Lily was about to dismiss the idea, at least the part about buying one. But when it came to manufacturing it… Vincent had proven himself to be a remarkably capable engineer. A magical construct as delicate as a gauntlet was impossible for an ordinary person, but for Vincent…
“There are manuals on how to make them… but I doubt it would actually help you defend yourself.”
“That doesn’t matter. I just need at least a sliver of an advantage.”
I don’t know how much a gauntlet could increase my magical capacity, but at the very least it would let me use magical tools. If it helps me manufacture other things, then I’m saved.
Lily agreed to show him the manuals for crafting a gauntlet, though part of her knew it wouldn’t truly help him defend himself. It wouldn’t grant him real power, but it was better for him to spend his time and money on something non-dangerous rather than trying to build a weapon…
“If you need to defend yourself, you can always count on me. You don’t have to fight on your own, you have me.”
Vincent knew that was true. Lily, despite her slender build and short stature, could probably defend herself far better than he could against almost any threat.
“Still, believe me, I’m not looking for a fight. I’ll try to avoid it, I’ll try to negotiate. But just like countries with no defenses, my options are limited. If I can’t defend myself, they’ll impose their conditions, and that’s it.”
The idea of being subservient to someone else was abhorrent to him. He wouldn’t let himself be ordered around. He wouldn’t let himself be threatened…
They’ll probably try to intimidate me… force me to stop producing, Vincent thought. Or, if I’m lucky, take a cut of my profits. But if they have the power to hurt me and I can’t do anything, they could take everything.
Another option would be to hand the design over to the tower and be done with it, but that was the coward’s way out. If they hadn’t confronted him yet, it was because they still didn’t know what he was capable of.

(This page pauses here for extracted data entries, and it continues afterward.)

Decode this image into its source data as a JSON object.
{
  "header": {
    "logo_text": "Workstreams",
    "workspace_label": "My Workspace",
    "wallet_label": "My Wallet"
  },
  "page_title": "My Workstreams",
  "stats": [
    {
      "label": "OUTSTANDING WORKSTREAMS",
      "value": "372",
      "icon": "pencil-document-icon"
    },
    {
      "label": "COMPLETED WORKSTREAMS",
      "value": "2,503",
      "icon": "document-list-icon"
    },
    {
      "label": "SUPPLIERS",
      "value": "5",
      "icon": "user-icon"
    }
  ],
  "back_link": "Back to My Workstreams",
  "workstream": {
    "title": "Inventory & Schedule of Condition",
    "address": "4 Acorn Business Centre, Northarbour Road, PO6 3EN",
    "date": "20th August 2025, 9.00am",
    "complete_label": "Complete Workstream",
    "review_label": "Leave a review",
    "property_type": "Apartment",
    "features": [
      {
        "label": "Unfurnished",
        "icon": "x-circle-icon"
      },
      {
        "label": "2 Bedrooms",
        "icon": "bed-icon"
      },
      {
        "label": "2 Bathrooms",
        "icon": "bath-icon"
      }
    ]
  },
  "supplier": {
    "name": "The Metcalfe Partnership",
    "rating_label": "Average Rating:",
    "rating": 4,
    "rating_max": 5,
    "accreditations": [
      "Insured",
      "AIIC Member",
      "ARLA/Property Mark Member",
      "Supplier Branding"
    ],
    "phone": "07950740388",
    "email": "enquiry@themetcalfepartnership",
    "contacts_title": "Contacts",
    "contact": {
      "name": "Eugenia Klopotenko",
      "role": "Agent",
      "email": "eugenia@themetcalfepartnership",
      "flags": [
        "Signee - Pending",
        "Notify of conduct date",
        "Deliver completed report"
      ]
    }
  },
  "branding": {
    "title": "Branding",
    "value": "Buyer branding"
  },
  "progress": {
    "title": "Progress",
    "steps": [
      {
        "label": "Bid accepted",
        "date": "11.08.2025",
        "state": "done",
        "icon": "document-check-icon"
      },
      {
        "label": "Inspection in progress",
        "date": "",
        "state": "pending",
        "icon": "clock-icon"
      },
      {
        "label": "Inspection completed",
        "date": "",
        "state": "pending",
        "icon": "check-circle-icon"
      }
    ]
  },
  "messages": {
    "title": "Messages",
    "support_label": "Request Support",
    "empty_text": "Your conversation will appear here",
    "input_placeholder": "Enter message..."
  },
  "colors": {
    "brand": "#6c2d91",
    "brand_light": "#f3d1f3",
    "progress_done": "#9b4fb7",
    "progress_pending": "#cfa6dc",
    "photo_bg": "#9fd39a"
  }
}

They probably assume that, since I’m classified as a resurrect, I must have some kind of power. They can’t possibly know my meridians are atrophied.
Now, Vincent was racing against time. Eventually, they would find out he couldn’t defend himself, and until then he had to find a way to demonstrate power. To intimidate them. Even if only once, even if it was disposable, he needed to make a display. He needed to show that he could bite back.